5 of 258 comments (clear)

  1. Impractical to who? by scruffy · · Score: 5, Insightful

    I suppose privacy is impractical to those who want to sell our personal information.

  2. Re:Microsoft Quality by betterunixthanunix · · Score: 5, Insightful

    Frankly, as an approach to a security engineering problem, P3P is pretty bad. You are basically allowing your adversary to declare what the security policy will be, then leaving it up to your adversary to follow that policy.

    If browser makers were serious about protecting their users' privacy, they would make adblocking the default, they would have stricter cookies policies, and they would not let a company like Google decide what sort of privacy people will have.

    --
    Palm trees and 8
  3. misleading/wrong question by poetmatt · · Score: 5, Insightful

    The question that should be asked is: Why does IE have some part of their framework in place which can be simply ignored/violated?

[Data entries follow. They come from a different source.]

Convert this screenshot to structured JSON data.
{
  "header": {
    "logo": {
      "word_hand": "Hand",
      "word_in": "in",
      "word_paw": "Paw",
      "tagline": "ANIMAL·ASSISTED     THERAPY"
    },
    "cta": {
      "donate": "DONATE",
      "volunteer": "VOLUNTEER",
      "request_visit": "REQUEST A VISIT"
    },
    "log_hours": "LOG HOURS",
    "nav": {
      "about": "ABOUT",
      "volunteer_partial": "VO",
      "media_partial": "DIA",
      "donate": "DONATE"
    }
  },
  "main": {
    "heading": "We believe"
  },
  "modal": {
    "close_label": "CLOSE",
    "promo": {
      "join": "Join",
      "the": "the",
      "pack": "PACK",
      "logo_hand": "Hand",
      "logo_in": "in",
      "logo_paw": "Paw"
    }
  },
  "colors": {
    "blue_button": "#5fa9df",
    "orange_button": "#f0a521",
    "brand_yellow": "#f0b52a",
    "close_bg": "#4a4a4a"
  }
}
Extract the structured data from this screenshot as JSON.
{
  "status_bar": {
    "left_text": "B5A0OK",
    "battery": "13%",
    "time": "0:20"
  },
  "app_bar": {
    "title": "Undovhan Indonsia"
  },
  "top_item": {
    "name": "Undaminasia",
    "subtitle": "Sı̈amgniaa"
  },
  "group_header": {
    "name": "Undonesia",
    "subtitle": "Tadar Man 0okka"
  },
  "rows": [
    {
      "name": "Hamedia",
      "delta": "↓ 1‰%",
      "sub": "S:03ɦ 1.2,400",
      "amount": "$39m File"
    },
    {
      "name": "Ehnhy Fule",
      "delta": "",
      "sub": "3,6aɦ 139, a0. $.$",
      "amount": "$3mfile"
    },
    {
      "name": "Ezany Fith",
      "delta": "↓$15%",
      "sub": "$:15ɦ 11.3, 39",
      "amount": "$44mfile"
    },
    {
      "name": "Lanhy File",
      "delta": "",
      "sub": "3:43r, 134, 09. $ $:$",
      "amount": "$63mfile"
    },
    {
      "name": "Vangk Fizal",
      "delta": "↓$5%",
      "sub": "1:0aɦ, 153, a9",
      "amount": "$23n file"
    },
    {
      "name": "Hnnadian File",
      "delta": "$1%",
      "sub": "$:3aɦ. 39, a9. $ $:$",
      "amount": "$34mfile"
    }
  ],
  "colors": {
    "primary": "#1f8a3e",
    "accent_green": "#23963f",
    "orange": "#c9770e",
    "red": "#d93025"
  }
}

    1. Re:misleading/wrong question by Desler · · Score: 5, Insightful

      Yeah how dare they implement the P3P standard as it tells them to! Google is using a loophole in the standard to bypass the privacy protection.

  4. Re:Impractical to Microsoft, MS also send invalid by Americano · · Score: 5, Insightful

    User: "I don't wish to be tracked. I've opted out using this P3P setting."
    Google: "Haha there's a loophole that we're gonna use to track you anyway. Blame Microsoft if you don't like it, sucker!"

    Yep, Google has done nothing wrong here whatsoever. They're completely right to exploit a known loophole which allows them to disregard the wishes of the users accessing their services, if those wishes would make Google's services less profitable.

    If this is "Do no evil," I shudder to think about the damage Google could do if they decided one day to deliberately engage in evil.